MICROSERVICES describes an architectural method of developing distributed software systems organized around business capabilities and priorities. It has become the preferred means of creating enterprise applications for many developers. A microservices approach involves developing applications as a suite of lightweight, modular services, where each service runs a unique process and communicates through a well-defined mechanism to serve a business need. Using this approach, each service can be deployed, tweaked, and redeployed independently, without compromising the application’s integrity or requiring redeployment of the entire application. Microservices are designed to handle failure. If one service has an issue, the client lets its neighboring services continue functioning while the affected service is isolated and repaired.

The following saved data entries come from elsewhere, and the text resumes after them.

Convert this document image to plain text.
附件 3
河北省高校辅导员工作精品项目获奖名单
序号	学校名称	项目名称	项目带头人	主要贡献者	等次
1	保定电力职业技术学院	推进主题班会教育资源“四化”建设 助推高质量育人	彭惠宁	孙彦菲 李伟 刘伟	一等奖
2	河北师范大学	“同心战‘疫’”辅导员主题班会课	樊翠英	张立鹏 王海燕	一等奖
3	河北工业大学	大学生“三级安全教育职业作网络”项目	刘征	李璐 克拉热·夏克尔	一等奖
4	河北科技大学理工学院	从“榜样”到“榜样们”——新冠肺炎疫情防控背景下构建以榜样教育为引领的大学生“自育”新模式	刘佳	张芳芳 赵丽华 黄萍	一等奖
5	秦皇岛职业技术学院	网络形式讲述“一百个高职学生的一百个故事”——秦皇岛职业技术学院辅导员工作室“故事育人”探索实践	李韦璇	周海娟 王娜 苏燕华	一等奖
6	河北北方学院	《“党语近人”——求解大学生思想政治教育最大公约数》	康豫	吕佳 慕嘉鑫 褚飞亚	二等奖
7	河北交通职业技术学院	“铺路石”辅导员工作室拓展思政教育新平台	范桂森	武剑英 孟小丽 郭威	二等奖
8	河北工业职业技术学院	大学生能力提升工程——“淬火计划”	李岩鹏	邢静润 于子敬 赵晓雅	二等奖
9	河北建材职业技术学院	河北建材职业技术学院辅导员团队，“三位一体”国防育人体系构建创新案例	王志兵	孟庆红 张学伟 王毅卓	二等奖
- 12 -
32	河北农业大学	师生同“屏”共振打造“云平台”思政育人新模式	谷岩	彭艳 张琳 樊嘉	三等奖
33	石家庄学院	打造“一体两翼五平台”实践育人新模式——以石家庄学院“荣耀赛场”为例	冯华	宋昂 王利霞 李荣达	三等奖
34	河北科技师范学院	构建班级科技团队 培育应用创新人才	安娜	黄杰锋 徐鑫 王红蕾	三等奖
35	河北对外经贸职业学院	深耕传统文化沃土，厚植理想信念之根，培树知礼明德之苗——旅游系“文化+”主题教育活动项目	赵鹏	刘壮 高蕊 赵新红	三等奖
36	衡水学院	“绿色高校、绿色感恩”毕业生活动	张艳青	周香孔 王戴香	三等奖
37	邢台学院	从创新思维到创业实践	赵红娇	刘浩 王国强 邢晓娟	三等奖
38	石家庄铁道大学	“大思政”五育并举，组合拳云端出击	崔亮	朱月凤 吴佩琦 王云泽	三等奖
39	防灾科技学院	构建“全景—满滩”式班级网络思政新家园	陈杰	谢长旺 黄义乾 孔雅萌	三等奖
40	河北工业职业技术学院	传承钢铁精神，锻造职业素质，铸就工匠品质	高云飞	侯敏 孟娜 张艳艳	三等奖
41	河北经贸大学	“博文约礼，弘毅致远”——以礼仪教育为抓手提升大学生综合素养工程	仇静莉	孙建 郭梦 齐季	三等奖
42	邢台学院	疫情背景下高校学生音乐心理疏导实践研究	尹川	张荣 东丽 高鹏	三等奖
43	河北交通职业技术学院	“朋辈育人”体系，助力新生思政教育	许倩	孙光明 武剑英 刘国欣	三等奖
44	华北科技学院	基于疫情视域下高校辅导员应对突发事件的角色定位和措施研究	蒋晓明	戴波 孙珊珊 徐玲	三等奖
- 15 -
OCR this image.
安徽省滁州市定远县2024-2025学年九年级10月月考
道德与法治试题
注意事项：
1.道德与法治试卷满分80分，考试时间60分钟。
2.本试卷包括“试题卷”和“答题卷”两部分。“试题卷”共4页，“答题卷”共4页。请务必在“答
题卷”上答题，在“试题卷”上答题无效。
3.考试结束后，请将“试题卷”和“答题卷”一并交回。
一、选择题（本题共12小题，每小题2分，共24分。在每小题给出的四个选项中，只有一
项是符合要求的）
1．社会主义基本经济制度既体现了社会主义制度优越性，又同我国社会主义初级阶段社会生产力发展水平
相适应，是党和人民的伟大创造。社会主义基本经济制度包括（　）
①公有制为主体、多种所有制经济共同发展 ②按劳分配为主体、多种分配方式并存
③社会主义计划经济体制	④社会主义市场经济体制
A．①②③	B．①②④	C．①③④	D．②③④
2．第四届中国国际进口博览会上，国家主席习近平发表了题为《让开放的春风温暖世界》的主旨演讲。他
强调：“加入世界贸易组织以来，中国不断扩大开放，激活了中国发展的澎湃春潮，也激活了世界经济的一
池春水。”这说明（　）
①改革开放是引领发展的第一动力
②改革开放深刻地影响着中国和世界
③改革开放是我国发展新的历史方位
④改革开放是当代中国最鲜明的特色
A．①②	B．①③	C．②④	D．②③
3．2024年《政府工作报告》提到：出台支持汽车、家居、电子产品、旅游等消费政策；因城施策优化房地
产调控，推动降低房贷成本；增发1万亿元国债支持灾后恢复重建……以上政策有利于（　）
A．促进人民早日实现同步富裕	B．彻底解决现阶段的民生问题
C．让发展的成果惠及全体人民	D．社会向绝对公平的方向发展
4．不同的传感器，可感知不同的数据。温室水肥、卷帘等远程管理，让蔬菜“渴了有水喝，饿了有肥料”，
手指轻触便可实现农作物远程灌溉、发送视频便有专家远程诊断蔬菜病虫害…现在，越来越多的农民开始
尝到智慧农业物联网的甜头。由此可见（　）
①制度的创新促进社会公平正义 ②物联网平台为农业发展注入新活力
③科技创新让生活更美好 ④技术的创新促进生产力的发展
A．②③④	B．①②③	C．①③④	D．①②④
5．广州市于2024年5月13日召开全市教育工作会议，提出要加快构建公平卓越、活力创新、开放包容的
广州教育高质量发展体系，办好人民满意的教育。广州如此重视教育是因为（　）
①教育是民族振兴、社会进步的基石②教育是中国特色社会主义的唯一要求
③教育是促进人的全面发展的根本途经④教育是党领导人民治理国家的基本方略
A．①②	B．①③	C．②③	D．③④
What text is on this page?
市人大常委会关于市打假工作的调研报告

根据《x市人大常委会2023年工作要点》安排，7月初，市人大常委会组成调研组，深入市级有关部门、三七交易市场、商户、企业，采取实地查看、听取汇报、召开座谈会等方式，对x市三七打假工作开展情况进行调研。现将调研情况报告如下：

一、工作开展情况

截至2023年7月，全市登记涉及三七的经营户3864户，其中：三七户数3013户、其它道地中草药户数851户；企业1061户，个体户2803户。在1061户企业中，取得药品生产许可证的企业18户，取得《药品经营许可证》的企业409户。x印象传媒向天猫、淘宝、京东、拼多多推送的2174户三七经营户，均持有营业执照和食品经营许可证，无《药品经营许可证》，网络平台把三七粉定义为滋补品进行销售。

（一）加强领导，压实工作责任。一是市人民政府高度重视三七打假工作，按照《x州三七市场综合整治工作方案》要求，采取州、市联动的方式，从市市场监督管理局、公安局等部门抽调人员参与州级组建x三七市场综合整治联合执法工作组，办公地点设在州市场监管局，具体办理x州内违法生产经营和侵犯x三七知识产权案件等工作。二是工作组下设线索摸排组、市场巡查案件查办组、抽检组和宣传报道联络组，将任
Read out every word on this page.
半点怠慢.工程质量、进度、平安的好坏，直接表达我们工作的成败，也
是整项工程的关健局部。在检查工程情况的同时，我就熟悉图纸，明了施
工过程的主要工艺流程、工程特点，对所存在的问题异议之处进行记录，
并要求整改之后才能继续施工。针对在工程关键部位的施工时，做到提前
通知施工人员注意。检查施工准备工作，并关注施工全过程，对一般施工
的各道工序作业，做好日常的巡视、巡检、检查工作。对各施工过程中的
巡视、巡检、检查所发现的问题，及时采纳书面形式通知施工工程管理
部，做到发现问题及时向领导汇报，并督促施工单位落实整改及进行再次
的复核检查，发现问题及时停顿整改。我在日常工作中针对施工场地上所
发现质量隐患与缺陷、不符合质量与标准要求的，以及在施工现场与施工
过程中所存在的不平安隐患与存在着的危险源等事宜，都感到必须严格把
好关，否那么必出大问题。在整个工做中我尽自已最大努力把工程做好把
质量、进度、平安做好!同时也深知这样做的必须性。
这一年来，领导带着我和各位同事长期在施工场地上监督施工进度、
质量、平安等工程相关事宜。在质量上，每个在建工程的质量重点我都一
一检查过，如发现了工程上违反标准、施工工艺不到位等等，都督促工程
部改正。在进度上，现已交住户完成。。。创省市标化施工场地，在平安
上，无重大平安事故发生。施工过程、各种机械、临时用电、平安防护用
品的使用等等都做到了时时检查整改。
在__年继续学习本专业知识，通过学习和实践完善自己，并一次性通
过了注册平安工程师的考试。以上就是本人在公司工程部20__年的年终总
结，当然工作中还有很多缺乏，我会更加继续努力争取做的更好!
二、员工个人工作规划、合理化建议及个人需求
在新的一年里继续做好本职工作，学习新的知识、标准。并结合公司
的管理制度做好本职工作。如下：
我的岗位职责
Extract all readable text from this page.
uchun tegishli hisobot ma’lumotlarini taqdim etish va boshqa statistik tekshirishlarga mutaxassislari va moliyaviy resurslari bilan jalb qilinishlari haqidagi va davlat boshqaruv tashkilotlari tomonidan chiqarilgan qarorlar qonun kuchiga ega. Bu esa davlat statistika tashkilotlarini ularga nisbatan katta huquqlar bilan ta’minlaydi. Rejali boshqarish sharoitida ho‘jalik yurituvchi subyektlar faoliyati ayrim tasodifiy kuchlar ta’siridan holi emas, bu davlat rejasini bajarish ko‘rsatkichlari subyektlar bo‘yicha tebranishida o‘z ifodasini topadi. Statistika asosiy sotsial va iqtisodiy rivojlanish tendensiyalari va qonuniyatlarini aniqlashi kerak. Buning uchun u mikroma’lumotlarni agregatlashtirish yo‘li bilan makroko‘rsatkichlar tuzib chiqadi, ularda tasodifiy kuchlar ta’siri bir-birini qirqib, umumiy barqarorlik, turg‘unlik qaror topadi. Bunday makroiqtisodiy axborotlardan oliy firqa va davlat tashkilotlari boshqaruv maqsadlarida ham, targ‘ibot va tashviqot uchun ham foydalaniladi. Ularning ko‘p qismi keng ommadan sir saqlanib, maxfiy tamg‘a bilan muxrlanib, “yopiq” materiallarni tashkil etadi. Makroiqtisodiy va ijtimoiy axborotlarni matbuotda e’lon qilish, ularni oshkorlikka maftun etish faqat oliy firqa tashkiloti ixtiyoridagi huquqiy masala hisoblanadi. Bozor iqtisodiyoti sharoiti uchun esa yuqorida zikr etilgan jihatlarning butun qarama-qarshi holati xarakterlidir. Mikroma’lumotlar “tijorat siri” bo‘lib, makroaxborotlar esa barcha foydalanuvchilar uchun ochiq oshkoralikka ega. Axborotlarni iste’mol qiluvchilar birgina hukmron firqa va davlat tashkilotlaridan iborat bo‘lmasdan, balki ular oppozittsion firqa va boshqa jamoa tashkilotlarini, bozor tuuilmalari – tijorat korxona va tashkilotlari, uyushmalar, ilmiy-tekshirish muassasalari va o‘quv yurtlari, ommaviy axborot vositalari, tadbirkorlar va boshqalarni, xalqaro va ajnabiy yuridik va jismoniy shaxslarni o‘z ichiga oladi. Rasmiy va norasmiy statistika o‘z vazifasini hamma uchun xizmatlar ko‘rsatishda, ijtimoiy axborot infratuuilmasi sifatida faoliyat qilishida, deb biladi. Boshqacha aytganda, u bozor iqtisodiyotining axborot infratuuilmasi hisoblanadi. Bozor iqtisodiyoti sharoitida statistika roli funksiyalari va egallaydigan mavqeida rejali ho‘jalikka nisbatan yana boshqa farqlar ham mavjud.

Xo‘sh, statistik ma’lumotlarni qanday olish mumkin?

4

Microservices are also highly suited to evolving models where developers cannot fully anticipate the types of devices that may access an application in the future.
WHAT IS MOBILE DEVOPS?
DEVOPS is a culture as much as an approach to automation and platform design.The goal of DevOps is to increase the speed and flexibility with which new features and services are delivered, to provide better business value and responsiveness. In the context of mobile, the objective is the same: get apps to market faster while adapting to changing demand. Mobile DevOps requires a fundamental shift in mindset to unite business, operations, developers, and IT with the common purpose of delivering mobile apps faster. Automation helps developers and operations meet this goal. Developers can focus on building compelling apps, while operations provides reliable, stable environments.
DevOps collaboration relies heavily on automation across the complete mobile app life cycle, as well as across related infrastructure, to achieve faster return on investment (ROI). Containers offer a lightweight, cost-effective alternative to virtual machines (VMs) that supports DevOps practices. With containers, developers can bundle an application and all of its runtime dependencies into a well-defined, portable container. Containers combine rapid delivery with the flexibility to define the details of the underlying platform, from the development language to the operating system.